Der Autor weist auch auf die jüngste Physik hin, die eine Welt von Fluktuationen, Schwankungen, Verzweigungen und Instabilitäten sei. Bei Vogl kommt in diesem Zusammenhang Kafka ins Spiel. Seine Erzählungen, und vor allem der Erzählduktus im Roman ‚Das Schloss‘, dienen als Beispiele für eine Art Anschauungsqual, für den mehrfachen Entzug von Gewissheiten bei der Beschreibung dessen, was der Protagonist K. wahrnimmt.

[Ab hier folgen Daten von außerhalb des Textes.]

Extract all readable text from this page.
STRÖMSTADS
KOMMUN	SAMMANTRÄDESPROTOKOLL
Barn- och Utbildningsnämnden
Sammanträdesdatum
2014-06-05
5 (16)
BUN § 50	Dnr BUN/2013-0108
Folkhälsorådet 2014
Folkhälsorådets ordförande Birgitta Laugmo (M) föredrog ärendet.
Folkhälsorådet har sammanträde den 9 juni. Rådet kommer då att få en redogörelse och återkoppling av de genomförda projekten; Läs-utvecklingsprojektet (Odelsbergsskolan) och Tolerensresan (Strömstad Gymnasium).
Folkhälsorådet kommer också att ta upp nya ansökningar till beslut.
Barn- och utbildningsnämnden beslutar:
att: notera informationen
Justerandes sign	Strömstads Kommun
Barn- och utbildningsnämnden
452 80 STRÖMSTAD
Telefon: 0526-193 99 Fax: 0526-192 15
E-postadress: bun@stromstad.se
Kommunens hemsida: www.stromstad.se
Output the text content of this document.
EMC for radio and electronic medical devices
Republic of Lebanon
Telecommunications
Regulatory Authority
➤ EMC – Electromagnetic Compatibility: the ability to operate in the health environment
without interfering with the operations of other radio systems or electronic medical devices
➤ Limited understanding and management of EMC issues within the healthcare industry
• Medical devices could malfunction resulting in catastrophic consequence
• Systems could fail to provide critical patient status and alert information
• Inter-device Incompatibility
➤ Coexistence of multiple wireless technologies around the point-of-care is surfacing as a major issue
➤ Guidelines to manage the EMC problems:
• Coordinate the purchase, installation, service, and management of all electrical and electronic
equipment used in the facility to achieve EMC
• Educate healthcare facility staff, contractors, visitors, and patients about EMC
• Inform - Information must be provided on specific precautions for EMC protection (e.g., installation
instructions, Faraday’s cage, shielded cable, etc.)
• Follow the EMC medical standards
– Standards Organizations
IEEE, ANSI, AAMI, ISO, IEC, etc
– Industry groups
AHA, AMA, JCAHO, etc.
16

Aus sprachlicher Sicht, meint Vogl abschließend, sei der Essay am ehesten die Form, die dieser schwebend-unstetigen Wirklichkeit gerecht werde. So kommt Vogl nicht – und das ist aus der Sicht des Rezensenten zu bedauern – zu der vielleicht doch naheliegenderen gegenwärtigen Lyrik, die in ihrer Vielfältigkeit, ihren sprachspielerischen Möglichkeiten, ihrer Wandelbarkeit, ihren verschiedenen Anleihen der Wolkenhaftigkeit des Wahrgenommenen möglicherweise noch näher entspricht. Poetisches Denken ist das, was Joseph Vogl in seinem Essay eigentlich, ohne es ausdrücklich auszusprechen, immer wieder beschreibt und als Erkenntnismedium für unsere gegenwärtige Welt ausweist.
Sein Text ist in der Tat ein luzides Beispiel eines gelungenen poetischen Essays, zwischen dem Leichten und der Schwere jonglierend, Bilder und Metaphern unabsehbar vermischend. Eine ästhetische Freude!